The first disk this time around is a bit weak, containing a small game, and another playable demo of Golvellius. The Golvellius demo features a forced scrolling top-down dungeon, that I can't get very far in at all. It's really really hard!
The game, oddly enough, is by Namco, not Compile, and claims on the title screen to be a Disc Station original! It's a really simple baseball game, in which you only play as the guy with the bat, trying to hit the ball out of the arena. There's a bunch of guys to choose from, but I can't tell any difference between any of them. It's a lot like the baseball mini-game that's in the Playstation version of Rival Schools, actually. Anyway, after a certain amount of balls have been thrown, the game ends, and you seem to get the same screen no matter how well you did. It's a bit rubbish, actually. If you'e emulating, be sure to put your emulator into MSX2+ mode for this one game.
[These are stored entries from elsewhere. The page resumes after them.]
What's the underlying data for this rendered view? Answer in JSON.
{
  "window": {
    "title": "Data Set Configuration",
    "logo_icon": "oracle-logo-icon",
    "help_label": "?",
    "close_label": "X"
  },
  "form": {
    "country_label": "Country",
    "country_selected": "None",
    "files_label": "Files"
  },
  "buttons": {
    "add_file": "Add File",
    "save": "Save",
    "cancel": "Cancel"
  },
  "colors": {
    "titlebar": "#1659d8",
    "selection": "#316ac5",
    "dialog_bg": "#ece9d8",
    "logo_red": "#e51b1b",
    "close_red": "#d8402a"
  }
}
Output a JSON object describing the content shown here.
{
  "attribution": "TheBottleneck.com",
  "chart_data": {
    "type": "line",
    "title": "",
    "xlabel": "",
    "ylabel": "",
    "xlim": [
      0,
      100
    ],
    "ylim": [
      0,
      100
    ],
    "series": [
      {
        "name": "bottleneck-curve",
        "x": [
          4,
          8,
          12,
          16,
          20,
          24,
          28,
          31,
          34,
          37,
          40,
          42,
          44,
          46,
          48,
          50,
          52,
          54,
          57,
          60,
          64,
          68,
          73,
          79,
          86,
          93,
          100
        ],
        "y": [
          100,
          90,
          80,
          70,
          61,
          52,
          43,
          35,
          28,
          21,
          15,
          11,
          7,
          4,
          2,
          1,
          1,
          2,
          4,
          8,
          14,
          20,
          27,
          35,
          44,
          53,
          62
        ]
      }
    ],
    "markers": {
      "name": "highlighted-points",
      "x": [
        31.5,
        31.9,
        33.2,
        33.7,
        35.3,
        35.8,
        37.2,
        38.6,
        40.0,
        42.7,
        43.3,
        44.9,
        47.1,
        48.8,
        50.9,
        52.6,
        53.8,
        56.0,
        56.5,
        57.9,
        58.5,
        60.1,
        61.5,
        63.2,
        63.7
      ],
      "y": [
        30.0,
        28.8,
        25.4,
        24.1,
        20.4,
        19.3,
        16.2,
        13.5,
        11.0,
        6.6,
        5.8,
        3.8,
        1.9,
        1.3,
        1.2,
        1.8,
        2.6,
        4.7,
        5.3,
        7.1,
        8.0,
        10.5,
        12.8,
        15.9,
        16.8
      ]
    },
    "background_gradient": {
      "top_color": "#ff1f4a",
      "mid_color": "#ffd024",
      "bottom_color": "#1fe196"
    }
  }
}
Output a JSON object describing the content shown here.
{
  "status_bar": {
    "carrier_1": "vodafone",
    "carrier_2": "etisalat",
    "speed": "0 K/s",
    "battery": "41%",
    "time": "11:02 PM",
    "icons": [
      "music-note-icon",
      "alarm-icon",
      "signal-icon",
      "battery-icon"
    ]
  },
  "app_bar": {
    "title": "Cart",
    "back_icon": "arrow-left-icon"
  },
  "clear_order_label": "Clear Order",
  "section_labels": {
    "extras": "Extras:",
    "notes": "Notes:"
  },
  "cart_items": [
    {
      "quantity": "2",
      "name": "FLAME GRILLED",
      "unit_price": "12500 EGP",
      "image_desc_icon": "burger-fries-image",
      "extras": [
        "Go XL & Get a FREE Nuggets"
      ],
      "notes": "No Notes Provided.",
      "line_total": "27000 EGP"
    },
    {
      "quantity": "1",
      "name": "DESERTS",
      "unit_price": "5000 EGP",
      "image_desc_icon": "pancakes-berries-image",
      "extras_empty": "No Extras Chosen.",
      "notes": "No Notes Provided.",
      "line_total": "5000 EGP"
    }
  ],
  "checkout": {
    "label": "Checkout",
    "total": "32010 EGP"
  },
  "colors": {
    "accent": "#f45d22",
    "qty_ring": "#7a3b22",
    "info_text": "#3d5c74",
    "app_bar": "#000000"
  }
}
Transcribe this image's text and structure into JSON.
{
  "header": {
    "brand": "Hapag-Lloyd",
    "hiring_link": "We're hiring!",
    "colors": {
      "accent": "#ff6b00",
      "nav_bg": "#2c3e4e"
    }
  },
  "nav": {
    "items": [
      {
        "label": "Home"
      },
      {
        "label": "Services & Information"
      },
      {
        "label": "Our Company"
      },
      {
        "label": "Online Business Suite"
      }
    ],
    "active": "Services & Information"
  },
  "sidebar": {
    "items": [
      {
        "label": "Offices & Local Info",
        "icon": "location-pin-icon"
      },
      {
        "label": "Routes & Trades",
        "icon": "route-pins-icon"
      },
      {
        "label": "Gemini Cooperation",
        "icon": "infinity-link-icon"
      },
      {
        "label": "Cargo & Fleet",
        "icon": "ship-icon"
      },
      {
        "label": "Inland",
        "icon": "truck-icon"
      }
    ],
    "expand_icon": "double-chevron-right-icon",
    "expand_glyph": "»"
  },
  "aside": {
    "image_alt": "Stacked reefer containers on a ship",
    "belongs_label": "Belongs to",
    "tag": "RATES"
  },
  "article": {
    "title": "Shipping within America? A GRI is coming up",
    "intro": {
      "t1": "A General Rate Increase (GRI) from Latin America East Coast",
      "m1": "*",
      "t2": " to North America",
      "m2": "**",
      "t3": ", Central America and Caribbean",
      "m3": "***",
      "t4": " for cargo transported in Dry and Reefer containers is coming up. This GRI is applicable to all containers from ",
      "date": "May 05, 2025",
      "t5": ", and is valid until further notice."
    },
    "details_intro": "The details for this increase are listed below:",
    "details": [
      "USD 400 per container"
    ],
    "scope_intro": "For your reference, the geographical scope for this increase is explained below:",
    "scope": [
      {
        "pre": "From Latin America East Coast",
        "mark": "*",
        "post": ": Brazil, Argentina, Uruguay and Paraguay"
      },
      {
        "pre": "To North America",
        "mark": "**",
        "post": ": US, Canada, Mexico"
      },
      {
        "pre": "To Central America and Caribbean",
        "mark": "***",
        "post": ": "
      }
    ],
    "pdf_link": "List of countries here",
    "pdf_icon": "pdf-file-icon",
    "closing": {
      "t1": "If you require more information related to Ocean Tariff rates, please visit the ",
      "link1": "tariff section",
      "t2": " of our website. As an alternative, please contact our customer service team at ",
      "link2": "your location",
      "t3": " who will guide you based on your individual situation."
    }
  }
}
Disc 2 has some more interesting wares to offer: two animations and a full game!
The first animation is completely bizarre, and features a photo of some guy (who I assume was an employee at Compile at the time) spinning around in front of some squiggles to classical music. The second animation is a very short, simple tale of a girl giving her boyfriend some chocolate on Valentine's Day. It's also more of a comic than an animation, to be honest.
The full game is Godzilla-kun, a platform/puzzle game inwhich you play as Godzilla, who has to shove around a bunch of rocks and smash them with his fists, while a bunch of other monsters try to stop him. The monster sprites are all small, and kind of Tamagotchi-looking, and while some of them are very easily identifiable (Rodan, Anguiras, Hedorah), others look like crap generic monsters (Varan, Baragon). That could be down to bad sprites, or it could be that some monsters just happen to be more iconic and identifiable than others. The game itself is fairly amusing, though not great. The biggest problem being that it seems to give out an extra life every time you complete a stage, which can make the game seem easy to the point of boredom. Apparently, there's a Game Boy game entitled simple "Godzilla" that's very similar to this.